Why We're Adding a Blog
We're adding a blog section to this site for a simple reason: the way teams create value is changing faster than most organizations can adapt. AI is not just another tool. It is changing what "valuable work" means inside a company.
This blog will explore that shift, especially how AI is changing roles, team structure, and what skills actually matter now.

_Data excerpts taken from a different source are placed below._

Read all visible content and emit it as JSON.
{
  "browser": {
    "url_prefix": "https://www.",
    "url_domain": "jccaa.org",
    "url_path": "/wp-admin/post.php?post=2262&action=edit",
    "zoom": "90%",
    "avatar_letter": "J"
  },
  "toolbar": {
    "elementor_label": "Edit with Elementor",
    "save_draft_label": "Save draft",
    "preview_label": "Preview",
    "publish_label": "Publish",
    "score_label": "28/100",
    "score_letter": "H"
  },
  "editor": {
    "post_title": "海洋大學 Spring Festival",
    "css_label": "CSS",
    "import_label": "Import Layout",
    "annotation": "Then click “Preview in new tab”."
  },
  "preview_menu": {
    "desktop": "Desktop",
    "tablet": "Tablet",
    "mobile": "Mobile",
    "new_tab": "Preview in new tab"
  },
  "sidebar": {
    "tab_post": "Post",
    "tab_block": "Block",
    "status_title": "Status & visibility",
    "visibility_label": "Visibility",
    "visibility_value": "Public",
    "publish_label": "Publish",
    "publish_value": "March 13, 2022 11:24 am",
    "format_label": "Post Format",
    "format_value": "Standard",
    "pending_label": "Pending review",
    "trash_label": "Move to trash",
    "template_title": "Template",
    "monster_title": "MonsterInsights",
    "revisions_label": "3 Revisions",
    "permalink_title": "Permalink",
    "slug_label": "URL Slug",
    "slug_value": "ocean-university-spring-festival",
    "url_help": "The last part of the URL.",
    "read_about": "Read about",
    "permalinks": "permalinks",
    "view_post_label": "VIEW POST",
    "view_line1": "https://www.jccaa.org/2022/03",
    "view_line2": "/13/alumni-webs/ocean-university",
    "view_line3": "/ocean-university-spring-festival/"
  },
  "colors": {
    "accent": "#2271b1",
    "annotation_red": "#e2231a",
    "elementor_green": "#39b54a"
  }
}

The End of Value Based Only on Technical Execution
For years, many roles derived their value from technical execution capacity:
- The developer who could write complex code fast
- The analyst who could build complex SQL queries
- The project manager who could manually track everything
- The marketer who could produce content at scale
- The designer who could generate many variations
Execution capacity was scarce. Scarcity creates value.
AI removes that scarcity.
Today, AI can write code, generate documentation, analyze data, produce designs, write content, create reports, summarize meetings, generate test cases, refactor systems, and translate content.
So if your value was "I produce output", AI is now competing directly with you.
This doesn't eliminate people, but it eliminates value based purely on execution.
The New Operational Work: Orchestrating AI
Many people think AI replaces their job. That's not exactly what happens.
What actually happens is this:
Operational work shifts from doing the task to designing the system that does the task.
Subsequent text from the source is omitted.